Mit ungeheuren Erwartungen nähert man sich einem Album, das sich zwar immer wieder zu gewissen Höhen aufschwingt (die auch ein schwächelnder Baker stets erreichen konnte), letztlich aber enttäuscht. Ein eigenes Weihnachtsalbum Bakers wäre vielleicht auch ganz anders ausgefallen. Dieses ist aber ein Zufallsprodukt. Sein Freund Christopher Mason, ein passabler Altist, erzählte ihm eines Tages von seinem Plan, mit seinem Trio (Pianist Mike Pellera, Bassist Jim Singleton und Drummer Johnny Vidacovitch) ein entsprechendes Album einzuspielen. Baker hatte Lust einzusteigen, brauchte vielleicht auch nur, wie so oft, dringend Geld, und gesellte sich zu Musikern, die nicht schlecht sind, aber doch weit unter seinem Niveau. Waren sie von der Gegenwart der lebenden Legende eingeschüchtert und unsicher oder auch nur unerfahren? Sie machten das, was der Amerikaner „to play safe“ nennt: Statt alles zu geben und beim Improvisieren Wagnisse einzugehen, spielt man aus Angst vor Ausrutschern in seinen vermeintlich enggesteckten Grenzen.
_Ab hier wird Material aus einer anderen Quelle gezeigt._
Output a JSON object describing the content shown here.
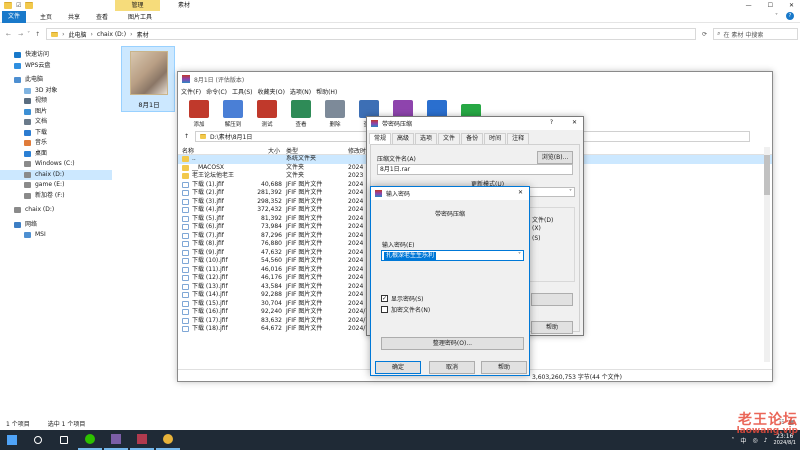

Ihr improvisatorisches Mittelmaß wäre ja noch hingegangen, wenn sie wenigstens für inspirierende Arrangements gesorgt hätten. Wenigstens entrieten sie jeglichen Kitsches. Das ist in diesem Genre auch etwas wert.
Es erstaunt nicht, dass Baker in dieser Umgebung nicht Feuer fing. Er sang nicht, blies lustlos, aber an einigen Stellen eben doch wieder so herzgewinnend, dass man das Album doch behält, statt es Weihnachten Großmuttern unter den Weihnachtsbaum zu legen. Diese Art Jazz verschreckt nicht einmal sie.